Inquiétude chez des vignerons du Puy-de-Dôme : « On va vite être en rupture sur certaines cuvées »

La météo a encore cette année causé des dégâts dans les vignes des Côtes d'Auvergne. Entre le gel d'avril, la sécheresse de mai, et la pluie de cet été, le rendement est faible : dans certains secteurs, comme dans le sud du Puy-de-Dôme, les pertes sont estimées à environ 70%.
Dans les vignobles du Puy-de-Dôme, des incertitudes sur la production se font sentir après la série d'intempéries connues par la région cette année.
Dans les vignobles du Puy-de-Dôme, des incertitudes sur la production se font sentir après la série d'intempéries connues par la région cette année. © L.Khelfaoui/FTV

Ce mercredi 8 septembre, à deux semaines seulement des vendanges, Boris Boy, vigneron dans le Puy-de-Dôme, constate les dégâts des différents épisodes climatiques de cette année.
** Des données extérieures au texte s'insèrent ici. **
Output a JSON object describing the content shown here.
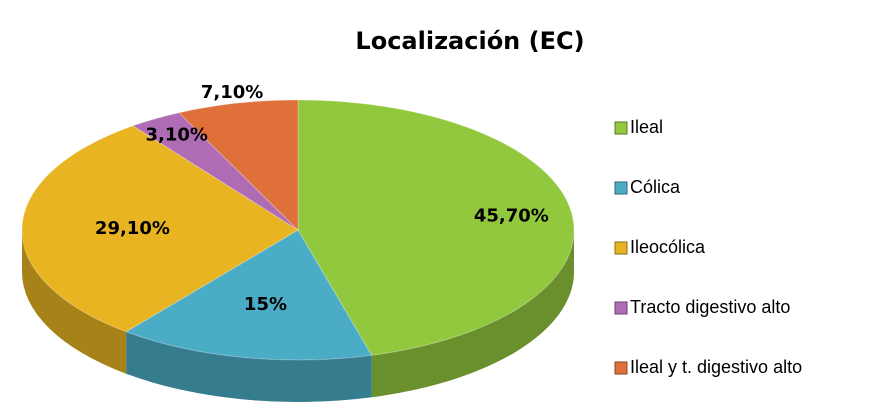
{
  "chart_data": {
    "type": "pie",
    "title": "Localización (EC)",
    "categories": [
      "Ileal",
      "Cólica",
      "Ileocólica",
      "Tracto digestivo alto",
      "Ileal y t. digestivo alto"
    ],
    "values": [
      45.7,
      15,
      29.1,
      3.1,
      7.1
    ],
    "value_labels": [
      "45,70%",
      "15%",
      "29,10%",
      "3,10%",
      "7,10%"
    ],
    "colors": [
      "#92c83e",
      "#4bacc6",
      "#e8b422",
      "#b06bb5",
      "#e0703a"
    ],
    "legend": "right"
  }
}
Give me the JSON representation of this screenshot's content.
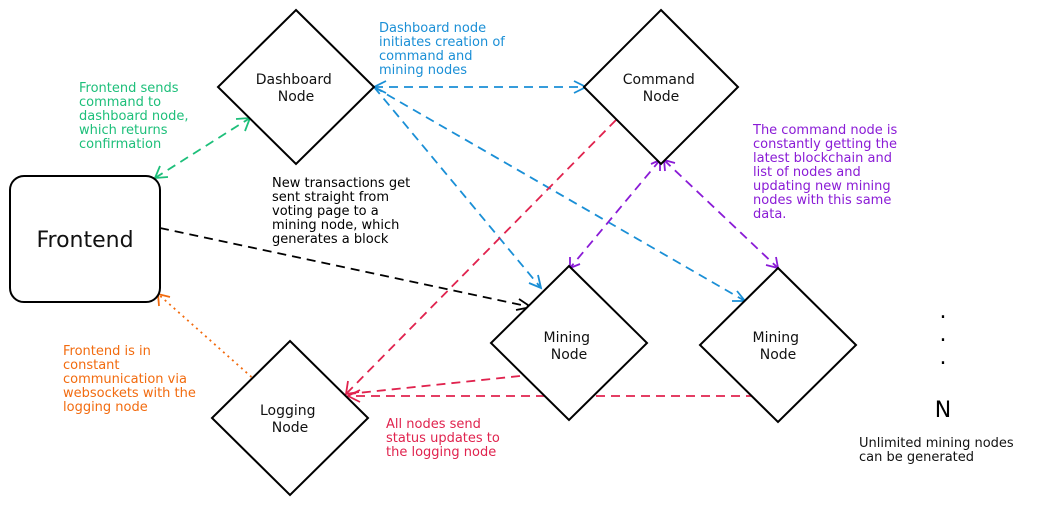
{
  "colors": {
    "black": "#000000",
    "green": "#1dbf7a",
    "blue": "#1a8fd6",
    "red": "#e0234e",
    "purple": "#8a1bd6",
    "orange": "#f26b0f"
  },
  "nodes": {
    "frontend": "Frontend",
    "dashboard": [
      "Dashboard",
      "Node"
    ],
    "command": [
      "Command",
      "Node"
    ],
    "mining1": [
      "Mining",
      "Node"
    ],
    "mining2": [
      "Mining",
      "Node"
    ],
    "logging": [
      "Logging",
      "Node"
    ]
  },
  "ellipsis": {
    "dots": ".",
    "label": "N"
  },
  "annotations": {
    "frontend_dashboard": [
      "Frontend sends",
      "command to",
      "dashboard node,",
      "which returns",
      "confirmation"
    ],
    "dashboard_creation": [
      "Dashboard node",
      "initiates creation of",
      "command and",
      "mining nodes"
    ],
    "transactions": [
      "New transactions get",
      "sent straight from",
      "voting page to a",
      "mining node, which",
      "generates a block"
    ],
    "command_node": [
      "The command node is",
      "constantly getting the",
      "latest blockchain and",
      "list of nodes and",
      "updating new mining",
      "nodes with this same",
      "data."
    ],
    "logging_frontend": [
      "Frontend is in",
      "constant",
      "communication via",
      "websockets with the",
      "logging node"
    ],
    "status_updates": [
      "All nodes send",
      "status updates to",
      "the logging node"
    ],
    "unlimited": [
      "Unlimited mining nodes",
      "can be generated"
    ]
  }
}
Gel, sécheresse et pluies estivales ont fortement dégradé ses récoltes : « Par exemple, sur un cep en Chardonnay, on avait laissé 8 boutons pour produire. Après le gel à -7°C, il ne nous en reste plus que 4. Les autres n’ont pas redémarré du tout. » Le constat est le même sur toute l’exploitation, et le gel n’est pas le seul responsable : « On a souffert de la sécheresse. On a des baies qui sont très petites donc très peu de jus je pense. La maturité est très hétérogène, ça ne va pas suivre du tout. Il faut que le climat nous aide ».

Jusqu'à 70% de la récolte perdue

Sur ses 8 hectares de vignes à Boudes, il estime qu'il perdra environ 70% de sa récolte. A quelques kilomètres de là, Samuel Gatinois, lui aussi vigneron, établit le même constat : il vendra environ moitié moins de bouteilles par rapport à l'année dernière. « On va vite être en rupture sur certaines cuvées et on ne pourra sûrement pas satisfaire tous nos clients. » Samuel Gatinois reste pourtant optimiste : « On a de la chance, c’est vrai qu’on devrait avoir une belle qualité, si la météo se maintient et si on n’a pas de problèmes. C’est vrai qu’on est dans une phase un peu critique au niveau de la fin de maturité donc, maintenant, il nous faut de belles conditions. Si on a de belles conditions et qu’on ne se trompe pas sur les dates de vendanges, on peut faire de très belles choses. »

Pas d'influence sur le prix des bouteilles

Le syndicat des Côtes d'Auvergne reste lui aussi optimiste : bien que le rendement soit faible cette année, la plupart des vignobles n'ont pas souffert de certaines maladies comme le mildiou. Le vice-président du syndicat Pierre Goigoux rassure : « On est assez chanceux par rapport à beaucoup d'autres régions septentrionales où il y a eu plus de dégâts que ça. Habituellement, on est un département où on a la chance de ne pas avoir à traiter beaucoup donc on n‘a pas vraiment de pression maladie ». Tous l'assurent : si les stocks risquent d'être vite épuisés, ces faibles récoltes n'auront pas d'incidence sur le prix des bouteilles.